When the camps were liberated in 1945, the world was shocked by the horror and intensity of what had occurred--the organized execution of millions of people. This savage, systemized death sentence had never been witnessed in the history of the world. Two thirds of European Jews lay dead. This was an unimaginable, horrible and unbelievable tragedy -- a Holocaust.

Out of the ashes of the Holocaust the State of Israel was born in 1948. After two thousand years the Jewish people had their own land again. Many of those who came Israel were survivors of the Holocaust.

It is important for us to seek out the memories of this tragic time. Many survivors find it too painful to remember and too hard to express their innermost feelings about this time. Some hope to spare their loved ones the pain, fear and sorrow. But as time passes and witnesses to the Holocaust fade with the years, the written word is no replacement for the story told first person by an actual survivor.

We must keep the memory of the Holocaust alive in order to prevent such a catastrophe from happening again. Films and television programs have been produced, books and magazine articles have been written, which portray many people's experiences of the Holocaust. The stories of survivors are being recorded in their own words, as part of a worldwide program.

In 1959 Israel passed a special law creating YOM HASHOAH, Holocaust Remembrance Day, to be observed on the same day each year on the Jewish calendar. This date coincides with the beginning of the revolt against the Nazis by Jews in the Warsaw Ghetto in 1943. It usually occurs in April.

In Israel, YOM HASHOAH is a solemn day. Places of entertainment are closed and memorial ceremonies are held throughout the country. Children of survivors and their families gather together with the general public to take part in the memorial ceremony in which six torches, representing the six million murdered Jews, are lit.
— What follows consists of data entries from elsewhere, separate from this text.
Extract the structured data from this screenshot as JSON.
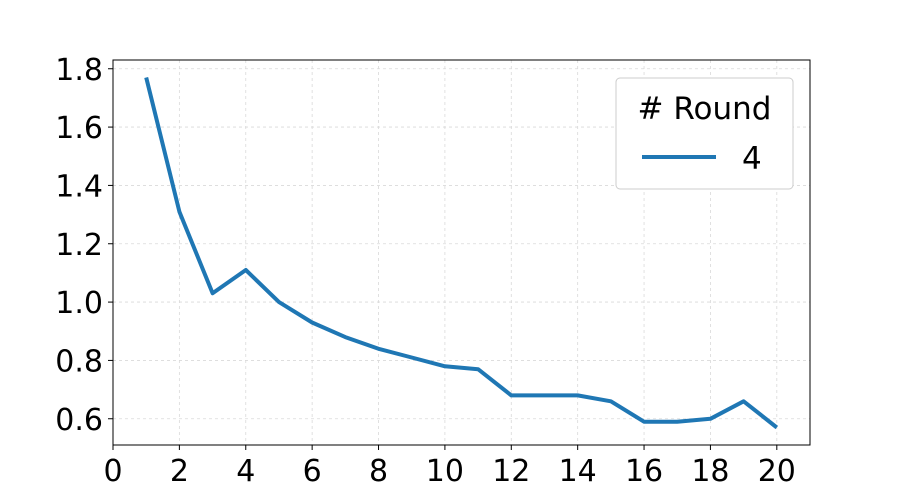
{
  "chart_data": {
    "type": "line",
    "title": "",
    "xlabel": "",
    "ylabel": "",
    "xlim": [
      0,
      21
    ],
    "ylim": [
      0.51,
      1.83
    ],
    "xticks": [
      0,
      2,
      4,
      6,
      8,
      10,
      12,
      14,
      16,
      18,
      20
    ],
    "yticks": [
      0.6,
      0.8,
      1.0,
      1.2,
      1.4,
      1.6,
      1.8
    ],
    "grid": true,
    "legend": {
      "title": "# Round",
      "placement": "top-right"
    },
    "series": [
      {
        "name": "4",
        "color": "#1f77b4",
        "x": [
          1,
          2,
          3,
          4,
          5,
          6,
          7,
          8,
          9,
          10,
          11,
          12,
          13,
          14,
          15,
          16,
          17,
          18,
          19,
          20
        ],
        "y": [
          1.77,
          1.31,
          1.03,
          1.11,
          1.0,
          0.93,
          0.88,
          0.84,
          0.81,
          0.78,
          0.77,
          0.68,
          0.68,
          0.68,
          0.66,
          0.59,
          0.59,
          0.6,
          0.66,
          0.57
        ]
      }
    ]
  }
}
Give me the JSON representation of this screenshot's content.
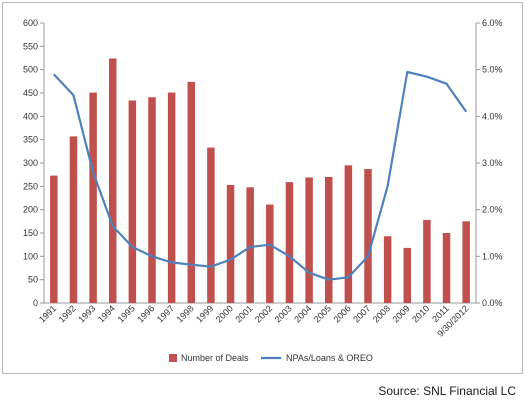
{
  "chart_data": {
    "type": "bar",
    "categories": [
      "1991",
      "1992",
      "1993",
      "1994",
      "1995",
      "1996",
      "1997",
      "1998",
      "1999",
      "2000",
      "2001",
      "2002",
      "2003",
      "2004",
      "2005",
      "2006",
      "2007",
      "2008",
      "2009",
      "2010",
      "2011",
      "9/30/2012"
    ],
    "series": [
      {
        "name": "Number of Deals",
        "type": "bar",
        "axis": "left",
        "color": "#c0504d",
        "values": [
          273,
          357,
          451,
          524,
          434,
          441,
          451,
          474,
          333,
          253,
          248,
          211,
          259,
          269,
          270,
          295,
          287,
          143,
          118,
          178,
          150,
          175
        ]
      },
      {
        "name": "NPAs/Loans & OREO",
        "type": "line",
        "axis": "right",
        "color": "#4f81bd",
        "values": [
          4.9,
          4.45,
          2.8,
          1.65,
          1.2,
          1.0,
          0.87,
          0.82,
          0.78,
          0.93,
          1.2,
          1.25,
          1.0,
          0.65,
          0.5,
          0.55,
          1.0,
          2.5,
          4.95,
          4.85,
          4.7,
          4.1
        ]
      }
    ],
    "y_left": {
      "min": 0,
      "max": 600,
      "step": 50,
      "ticks": [
        "0",
        "50",
        "100",
        "150",
        "200",
        "250",
        "300",
        "350",
        "400",
        "450",
        "500",
        "550",
        "600"
      ]
    },
    "y_right": {
      "min": 0,
      "max": 6,
      "step": 1,
      "ticks": [
        "0.0%",
        "1.0%",
        "2.0%",
        "3.0%",
        "4.0%",
        "5.0%",
        "6.0%"
      ]
    },
    "grid": false,
    "legend": "bottom"
  },
  "source": "Source: SNL Financial LC"
}
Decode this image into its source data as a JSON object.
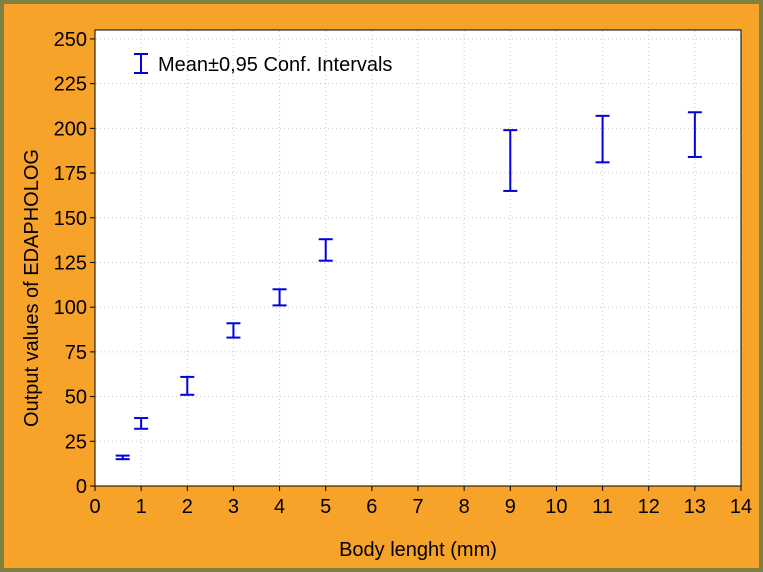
{
  "chart_data": {
    "type": "errorbar",
    "xlabel": "Body lenght (mm)",
    "ylabel": "Output values of EDAPHOLOG",
    "x_tick_labels": [
      "0",
      "1",
      "2",
      "3",
      "4",
      "5",
      "6",
      "7",
      "8",
      "9",
      "10",
      "11",
      "12",
      "13",
      "14"
    ],
    "y_ticks": [
      0,
      25,
      50,
      75,
      100,
      125,
      150,
      175,
      200,
      225,
      250
    ],
    "ylim": [
      0,
      255
    ],
    "grid": "dotted",
    "legend": {
      "label": "Mean±0,95 Conf. Intervals",
      "placement": "top-left"
    },
    "series_color": "#0000e0",
    "points": [
      {
        "x_index": 0.6,
        "low": 15,
        "high": 17
      },
      {
        "x_index": 1,
        "low": 32,
        "high": 38
      },
      {
        "x_index": 2,
        "low": 51,
        "high": 61
      },
      {
        "x_index": 3,
        "low": 83,
        "high": 91
      },
      {
        "x_index": 4,
        "low": 101,
        "high": 110
      },
      {
        "x_index": 5,
        "low": 126,
        "high": 138
      },
      {
        "x_index": 9,
        "low": 165,
        "high": 199
      },
      {
        "x_index": 11,
        "low": 181,
        "high": 207
      },
      {
        "x_index": 13,
        "low": 184,
        "high": 209
      }
    ]
  },
  "colors": {
    "frame_border": "#7f7f3f",
    "background": "#f7a229",
    "plot_area": "#ffffff"
  }
}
As the years pass, however, those who were actual survivors of the Nazi brutality grow older and die. Soon there will be no one left alive who personally lived through the Holocaust. So, it becomes even more important to remember those terrible years and how they began, and to remember how cruelty, hatred and discrimination led to violence, death and destruction.

On YOM HASHOAH Jews around the world will pause each year to remember . . . to remember NEVER TO FORGET.